De voorzieningenrechter overweegt dat uit het betoog van verzoekster volgt dat er (kennelijk) een groot belang is bij een rechterlijk oordeel in de Wob-procedure, maar niet dat dit belang spoedeisend is. In het kader van de Wob-procedure kan immers geen voorziening getroffen worden over de hoogte van aanslagen of tot uitstel van betaling van aanslagen.
3.5.
Daarnaast overweegt de voorzieningenrechter, onder verwijzing naar de uitspraken van de Afdeling bestuursrechtspraak van de Raad van State van 19 november 2014, ECLI:NL:RVS:2014:4129, en van 8 juni 2016, ECLI:NL:2016:1587, dat verweerder in de (fiscale) hoofdprocedures gehouden is de op de zaak betrekking hebbende stukken over te leggen.

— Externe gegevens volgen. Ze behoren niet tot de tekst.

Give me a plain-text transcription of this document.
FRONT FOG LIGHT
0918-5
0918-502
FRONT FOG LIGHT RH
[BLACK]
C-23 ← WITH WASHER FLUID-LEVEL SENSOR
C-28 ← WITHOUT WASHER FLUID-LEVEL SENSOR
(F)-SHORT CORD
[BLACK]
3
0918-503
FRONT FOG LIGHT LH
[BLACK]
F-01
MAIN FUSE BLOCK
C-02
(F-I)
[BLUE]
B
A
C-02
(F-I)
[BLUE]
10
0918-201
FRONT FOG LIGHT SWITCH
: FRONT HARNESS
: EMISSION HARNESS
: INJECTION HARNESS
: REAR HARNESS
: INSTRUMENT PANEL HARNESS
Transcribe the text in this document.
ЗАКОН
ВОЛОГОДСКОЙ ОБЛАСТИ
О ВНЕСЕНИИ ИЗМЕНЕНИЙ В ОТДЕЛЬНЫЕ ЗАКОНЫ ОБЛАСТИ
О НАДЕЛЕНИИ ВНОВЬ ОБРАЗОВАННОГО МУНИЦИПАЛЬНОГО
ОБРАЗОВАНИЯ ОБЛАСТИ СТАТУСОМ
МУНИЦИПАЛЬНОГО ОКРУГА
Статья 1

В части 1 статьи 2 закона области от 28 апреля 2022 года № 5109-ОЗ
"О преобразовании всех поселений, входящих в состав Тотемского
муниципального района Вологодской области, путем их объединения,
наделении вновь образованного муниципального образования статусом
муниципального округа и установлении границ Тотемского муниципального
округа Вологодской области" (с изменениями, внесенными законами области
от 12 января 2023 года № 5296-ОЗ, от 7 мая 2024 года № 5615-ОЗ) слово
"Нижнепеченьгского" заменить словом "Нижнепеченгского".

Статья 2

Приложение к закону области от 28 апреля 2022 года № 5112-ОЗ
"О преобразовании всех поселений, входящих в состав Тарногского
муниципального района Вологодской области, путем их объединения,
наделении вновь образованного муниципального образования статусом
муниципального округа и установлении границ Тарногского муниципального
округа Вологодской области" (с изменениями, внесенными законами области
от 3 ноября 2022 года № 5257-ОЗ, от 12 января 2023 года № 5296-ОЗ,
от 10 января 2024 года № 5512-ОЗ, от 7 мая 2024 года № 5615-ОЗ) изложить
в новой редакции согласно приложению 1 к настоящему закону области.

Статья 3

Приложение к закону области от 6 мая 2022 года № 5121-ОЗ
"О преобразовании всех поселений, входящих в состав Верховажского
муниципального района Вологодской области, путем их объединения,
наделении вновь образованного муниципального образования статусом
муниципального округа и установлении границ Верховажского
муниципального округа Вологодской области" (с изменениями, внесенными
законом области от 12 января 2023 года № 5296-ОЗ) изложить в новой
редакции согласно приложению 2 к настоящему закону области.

In beginsel hoort de discussie of verweerder aan die verplichting voldoet, thuis in de hoofdprocedures.
3.6.
Gelet op het voorgaande is niet voldaan aan het vereiste van onverwijlde spoed.
4. Het verzoek is daarom kennelijk niet-ontvankelijk.
5. Voor een proceskostenveroordeling bestaat geen aanleiding.

Beslissing

De voorzieningenrechter verklaart het verzoek om een voorlopige voorziening niet-ontvankelijk.
Deze uitspraak is gedaan door mr. H.J. Bastin, voorzieningenrechter, in aanwezigheid van mr. H.A. Hulst, griffier
.
De beslissing is in het openbaar uitgesproken op 6 januari 2021.
griffier voorzieningenrechter
Afschrift verzonden aan partijen op:

Rechtsmiddel

Tegen deze uitspraak staat geen rechtsmiddel open.